The national registries study included 5,004 patients who were treated with ECT and nearly 88,000 others who were hospitalized for major depression during 2005-2016 but didn’t receive ECT. During up to 11.3 years of follow-up, the risk of all-cause mortality was 8% lower with ECT than with no ECT in patients categorized as having mild depression, 17% lower with a history of ECT for moderate depression, 4% less with severe depression without psychotic features, and 30% less with ECT than no ECT for severe depression with psychotic features (J Psychopharmacol. 2020 Mar;34[3]:273-9).
ECT was associated with an adjusted 6.99-fold increased risk of suicide in patients with mild depression. At first look that’s unsettling, Dr. Sartorius said, but he pointed out that the size of the ECT-associated suicide risk lessened with increasing severity of depression, and in fact, there was no increased suicide risk with ECT in severely depressed patients with psychotic features. ECT was also associated with significantly higher rates of psychiatric rehospitalization, emergency department visits, and suicidal behavior in patients classified as having mild or moderate depression. Dr. Sartorius suspects these findings reflect diagnostic uncertainty surrounding the milder forms of depression, coupled with the reality that ECT is generally reserved for the most unstable, treatment-resistant patients.

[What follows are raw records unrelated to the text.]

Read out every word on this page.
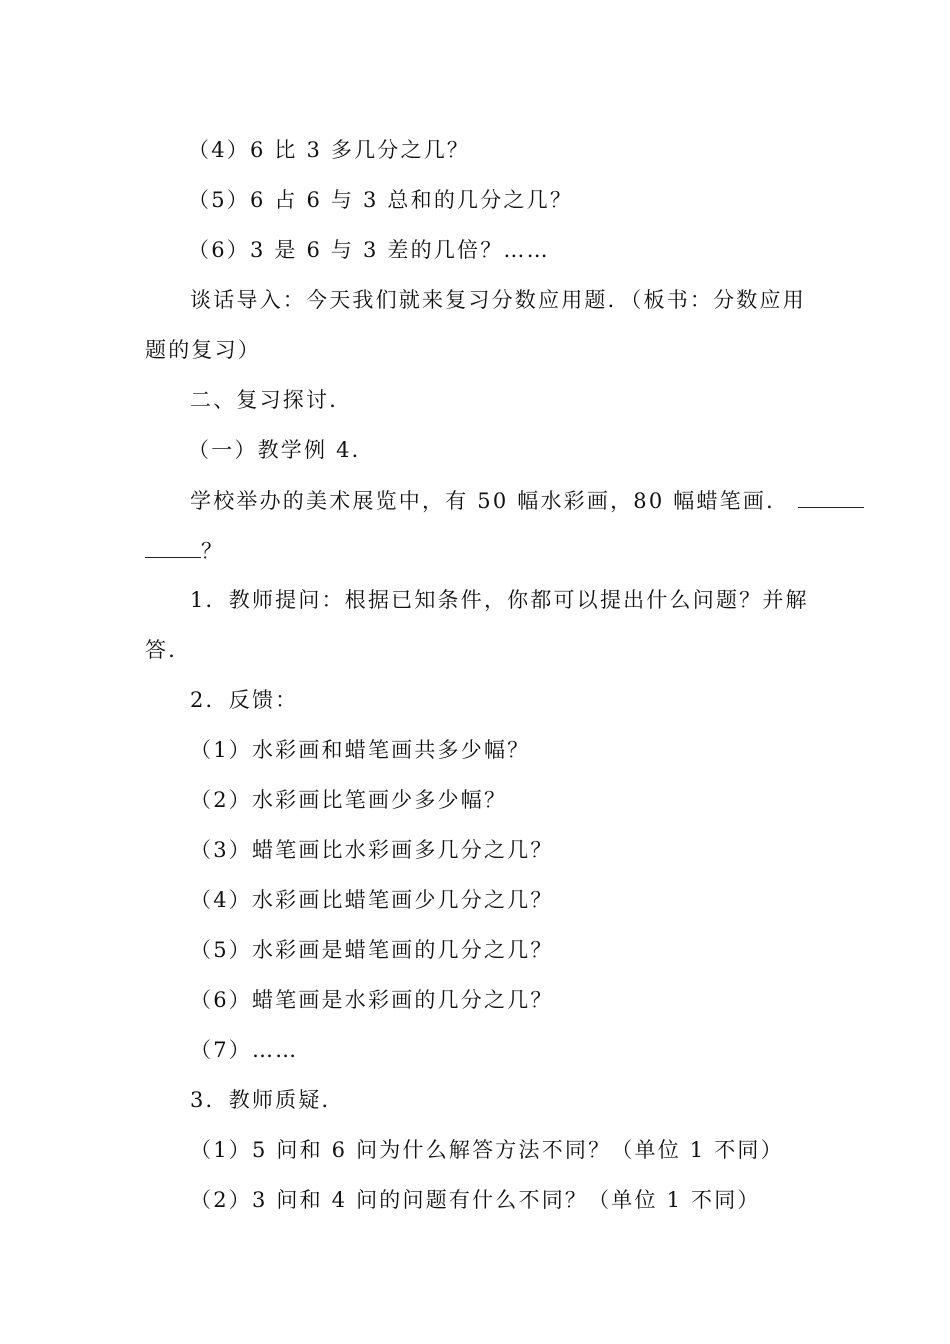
（4）6 比 3 多几分之几？
（5）6 占 6 与 3 总和的几分之几？
（6）3 是 6 与 3 差的几倍？……
谈话导入：今天我们就来复习分数应用题．（板书：分数应用
题的复习）
二、复习探讨．
（一）教学例 4．
学校举办的美术展览中，有 50 幅水彩画，80 幅蜡笔画．
？
1．教师提问：根据已知条件，你都可以提出什么问题？并解
答．
2．反馈：
（1）水彩画和蜡笔画共多少幅？
（2）水彩画比笔画少多少幅？
（3）蜡笔画比水彩画多几分之几？
（4）水彩画比蜡笔画少几分之几？
（5）水彩画是蜡笔画的几分之几？
（6）蜡笔画是水彩画的几分之几？
（7）……
3．教师质疑．
（1）5 问和 6 问为什么解答方法不同？（单位 1 不同）
（2）3 问和 4 问的问题有什么不同？（单位 1 不同）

Deep transcranial magnetic stimulation
A Taiwanese meta-analysis has helped clarify the role of deep transcranial magnetic stimulation (dTMS) for treatment-resistant depression. The meta-analysis included 198 patients with treatment-resistant depression who underwent dTMS and 219 who received sham treatment in a total of 15 studies, only three of which were randomized controlled trials.
Active treatment was associated with a 2.06-fold increased likelihood of remission of depressive symptoms; however, the effect was statistically significant only in the subgroup of patients on concurrent antidepressant medication. Moreover, the therapeutic benefit of dTMS was significantly greater in the nonrandomized studies, where the odds ratio for remission was 3.8-fold greater than with sham therapy. In contrast, the odds ratio for remission with dTMS dropped to 1.37 in the randomized trials (Prog Neuropsychopharmacol Biol Psychiatry. 2020 Apr 20;99:109850. doi: 10.1016/j.pnpbp.2019.109850). “dTMS has quite a bit of antidepressant potential in treatment-resistant depression, but as an augmentation strategy. More randomized trials are needed, with a particular focus on which classes of antidepressants might be most effective as concurrent therapy,” Dr. Sartorius concluded.
He reported having no financial conflicts regarding his presentation.